I spoke with the landowner and put it to him that, if I could raise the money, would he be prepared to halt the felling and take the advice of another tree specialist.

He readily and happily agreed, having no wish to fell the oak, his main concern being one of public safety and he would himself be sorry to lose the tree.

I consulted with another reputable tree specialist who, although with no long-term guarantees, said she possibly could survive a rigorous safety pruning, removal of ivy and pollarding.

The cost of the work around £1,000.

I approached the people who had so strongly objected, including the local councillors, who pledged their support for the project, and the response was amazing.

In just six weeks the full amount was pledged and the order placed with KPS Contractors Ltd, the tree company concerned, and the action reported to the council who so recorded it without objection.

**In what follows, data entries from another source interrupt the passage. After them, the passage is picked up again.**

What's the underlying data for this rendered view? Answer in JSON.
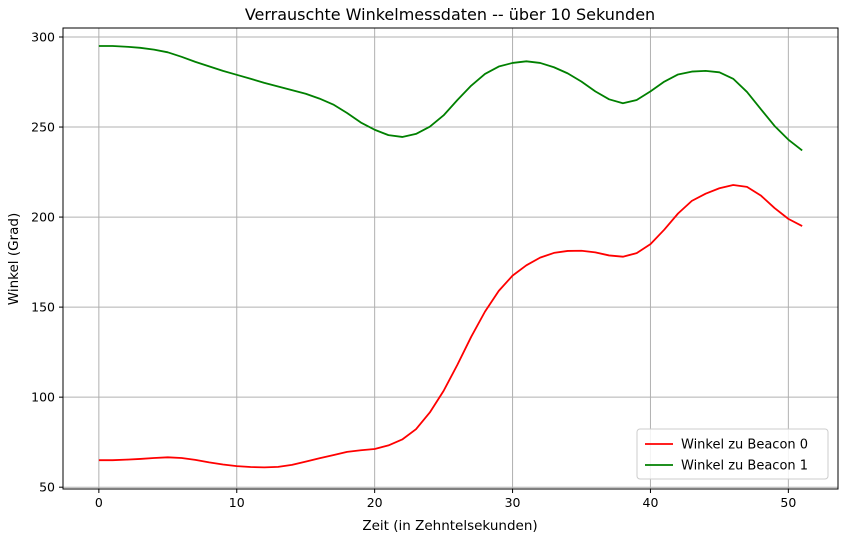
{
  "chart_data": {
    "type": "line",
    "title": "Verrauschte Winkelmessdaten -- über 10 Sekunden",
    "xlabel": "Zeit (in Zehntelsekunden)",
    "ylabel": "Winkel (Grad)",
    "xlim": [
      -2.6,
      53.6
    ],
    "ylim": [
      49,
      305
    ],
    "xticks": [
      0,
      10,
      20,
      30,
      40,
      50
    ],
    "yticks": [
      50,
      100,
      150,
      200,
      250,
      300
    ],
    "grid": true,
    "legend_position": "bottom-right",
    "x": [
      0,
      1,
      2,
      3,
      4,
      5,
      6,
      7,
      8,
      9,
      10,
      11,
      12,
      13,
      14,
      15,
      16,
      17,
      18,
      19,
      20,
      21,
      22,
      23,
      24,
      25,
      26,
      27,
      28,
      29,
      30,
      31,
      32,
      33,
      34,
      35,
      36,
      37,
      38,
      39,
      40,
      41,
      42,
      43,
      44,
      45,
      46,
      47,
      48,
      49,
      50,
      51
    ],
    "series": [
      {
        "name": "Winkel zu Beacon 0",
        "color": "#ff0000",
        "values": [
          65,
          65,
          65.3,
          65.7,
          66.2,
          66.6,
          66.2,
          65.2,
          63.8,
          62.6,
          61.7,
          61.2,
          61,
          61.3,
          62.4,
          64.2,
          66.1,
          67.8,
          69.6,
          70.5,
          71.2,
          73.2,
          76.5,
          82.2,
          91.5,
          103.5,
          118,
          133.5,
          147.5,
          159,
          167.5,
          173.2,
          177.5,
          180.1,
          181.2,
          181.3,
          180.4,
          178.7,
          178,
          180,
          185,
          193,
          202,
          209,
          213,
          216,
          217.8,
          216.8,
          212,
          205,
          199,
          195
        ]
      },
      {
        "name": "Winkel zu Beacon 1",
        "color": "#008000",
        "values": [
          295,
          295,
          294.6,
          294,
          293,
          291.5,
          289,
          286.2,
          283.7,
          281.2,
          279,
          276.8,
          274.5,
          272.5,
          270.5,
          268.5,
          265.8,
          262.5,
          257.8,
          252.5,
          248.5,
          245.5,
          244.5,
          246.2,
          250.2,
          256.5,
          265,
          273,
          279.5,
          283.6,
          285.6,
          286.5,
          285.6,
          283.2,
          279.8,
          275.2,
          269.8,
          265.4,
          263.2,
          265,
          269.8,
          275.2,
          279.2,
          280.8,
          281.2,
          280.4,
          276.8,
          269.5,
          260,
          250.6,
          243,
          237
        ]
      }
    ]
  }
}
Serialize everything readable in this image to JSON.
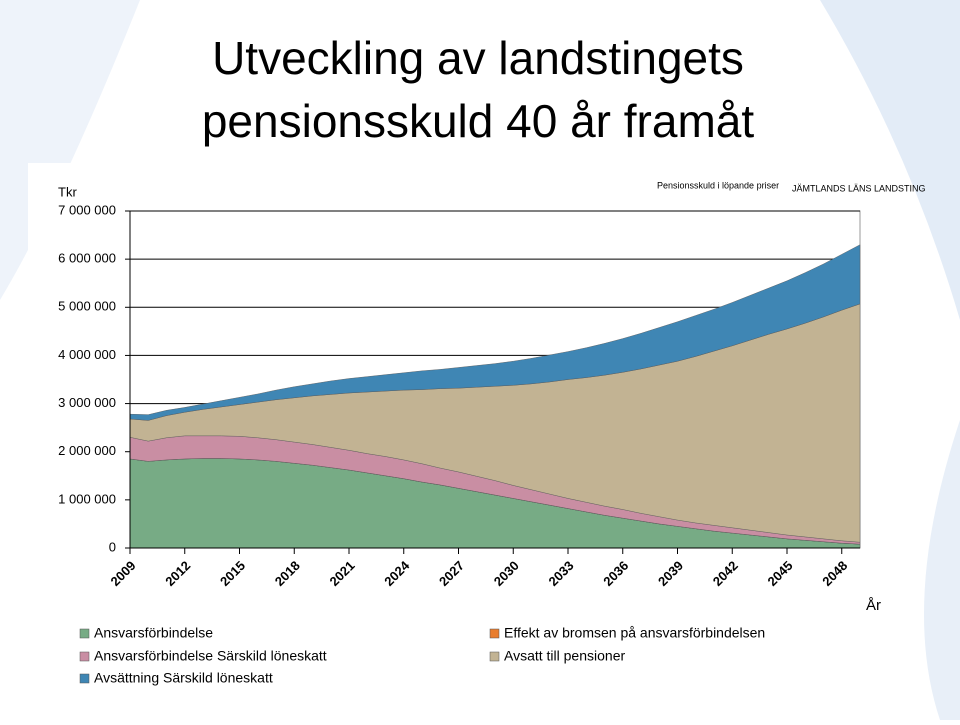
{
  "chart_data": {
    "type": "stacked-area",
    "title": [
      "Utveckling av landstingets",
      "pensionsskuld 40 år framåt"
    ],
    "ylabel": "Tkr",
    "xlabel": "År",
    "annotations": [
      "Pensionsskuld i löpande priser",
      "JÄMTLANDS LÄNS LANDSTING"
    ],
    "x": [
      2009,
      2010,
      2011,
      2012,
      2013,
      2014,
      2015,
      2016,
      2017,
      2018,
      2019,
      2020,
      2021,
      2022,
      2023,
      2024,
      2025,
      2026,
      2027,
      2028,
      2029,
      2030,
      2031,
      2032,
      2033,
      2034,
      2035,
      2036,
      2037,
      2038,
      2039,
      2040,
      2041,
      2042,
      2043,
      2044,
      2045,
      2046,
      2047,
      2048,
      2049
    ],
    "xlim": [
      2009,
      2049
    ],
    "xticks": [
      2009,
      2012,
      2015,
      2018,
      2021,
      2024,
      2027,
      2030,
      2033,
      2036,
      2039,
      2042,
      2045,
      2048
    ],
    "ylim": [
      0,
      7000000
    ],
    "yticks": [
      0,
      {
        "value": 1000000,
        "label": "1 000 000"
      },
      {
        "value": 2000000,
        "label": "2 000 000"
      },
      {
        "value": 3000000,
        "label": "3 000 000"
      },
      {
        "value": 4000000,
        "label": "4 000 000"
      },
      {
        "value": 5000000,
        "label": "5 000 000"
      },
      {
        "value": 6000000,
        "label": "6 000 000"
      },
      {
        "value": 7000000,
        "label": "7 000 000"
      }
    ],
    "grid": true,
    "series": [
      {
        "name": "Ansvarsförbindelse",
        "color": "#77ab85",
        "values": [
          1850000,
          1800000,
          1830000,
          1850000,
          1860000,
          1860000,
          1850000,
          1830000,
          1800000,
          1760000,
          1720000,
          1670000,
          1620000,
          1560000,
          1500000,
          1440000,
          1370000,
          1310000,
          1240000,
          1170000,
          1100000,
          1030000,
          960000,
          890000,
          820000,
          750000,
          680000,
          620000,
          560000,
          500000,
          450000,
          400000,
          350000,
          310000,
          270000,
          230000,
          190000,
          160000,
          130000,
          100000,
          80000
        ]
      },
      {
        "name": "Effekt av bromsen på ansvarsförbindelsen",
        "color": "#e87d2e",
        "values": [
          0,
          0,
          0,
          0,
          0,
          0,
          0,
          0,
          0,
          0,
          0,
          0,
          0,
          0,
          0,
          0,
          0,
          0,
          0,
          0,
          0,
          0,
          0,
          0,
          0,
          0,
          0,
          0,
          0,
          0,
          0,
          0,
          0,
          0,
          0,
          0,
          0,
          0,
          0,
          0,
          0
        ]
      },
      {
        "name": "Ansvarsförbindelse Särskild löneskatt",
        "color": "#c98ea3",
        "values": [
          450000,
          420000,
          460000,
          480000,
          470000,
          470000,
          470000,
          460000,
          450000,
          440000,
          430000,
          420000,
          410000,
          400000,
          400000,
          390000,
          380000,
          350000,
          340000,
          320000,
          300000,
          270000,
          250000,
          230000,
          210000,
          200000,
          190000,
          180000,
          160000,
          150000,
          130000,
          120000,
          120000,
          110000,
          100000,
          90000,
          80000,
          70000,
          60000,
          50000,
          40000
        ]
      },
      {
        "name": "Avsatt till pensioner",
        "color": "#c2b393",
        "values": [
          380000,
          430000,
          460000,
          490000,
          550000,
          600000,
          660000,
          740000,
          830000,
          920000,
          1010000,
          1100000,
          1190000,
          1280000,
          1360000,
          1450000,
          1540000,
          1650000,
          1740000,
          1850000,
          1960000,
          2080000,
          2200000,
          2330000,
          2470000,
          2590000,
          2720000,
          2850000,
          3000000,
          3150000,
          3300000,
          3460000,
          3620000,
          3780000,
          3950000,
          4120000,
          4280000,
          4440000,
          4610000,
          4790000,
          4950000
        ]
      },
      {
        "name": "Avsättning Särskild löneskatt",
        "color": "#3f86b4",
        "values": [
          100000,
          120000,
          110000,
          100000,
          110000,
          130000,
          150000,
          170000,
          200000,
          230000,
          250000,
          280000,
          300000,
          320000,
          340000,
          360000,
          390000,
          400000,
          430000,
          450000,
          470000,
          500000,
          530000,
          560000,
          580000,
          620000,
          660000,
          700000,
          740000,
          780000,
          820000,
          850000,
          870000,
          900000,
          930000,
          960000,
          1000000,
          1050000,
          1100000,
          1160000,
          1230000
        ]
      }
    ]
  }
}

Work will commence on November 14.

From that day on it will be up to the old lady to dig herself in and drink loads of water as the oak is a mighty thirsty tree

A rainy summer is expected!

As for the myriad of wildlife currently living within her shelter the gathering starlings, other small birds and insects will be content and only my favourite, darkly-plumed friends the crows will be displaced from their penthouse suite and have to downsize to the lower branches – I expect some disgruntled cawing until they get used to it...

MY VERY SPECIAL thanks to all of those who contributed so generously – you know who you are – several from far out of the area and have never even seen the old Selborne oak.

We did it as a community, it could not have been saved it without you.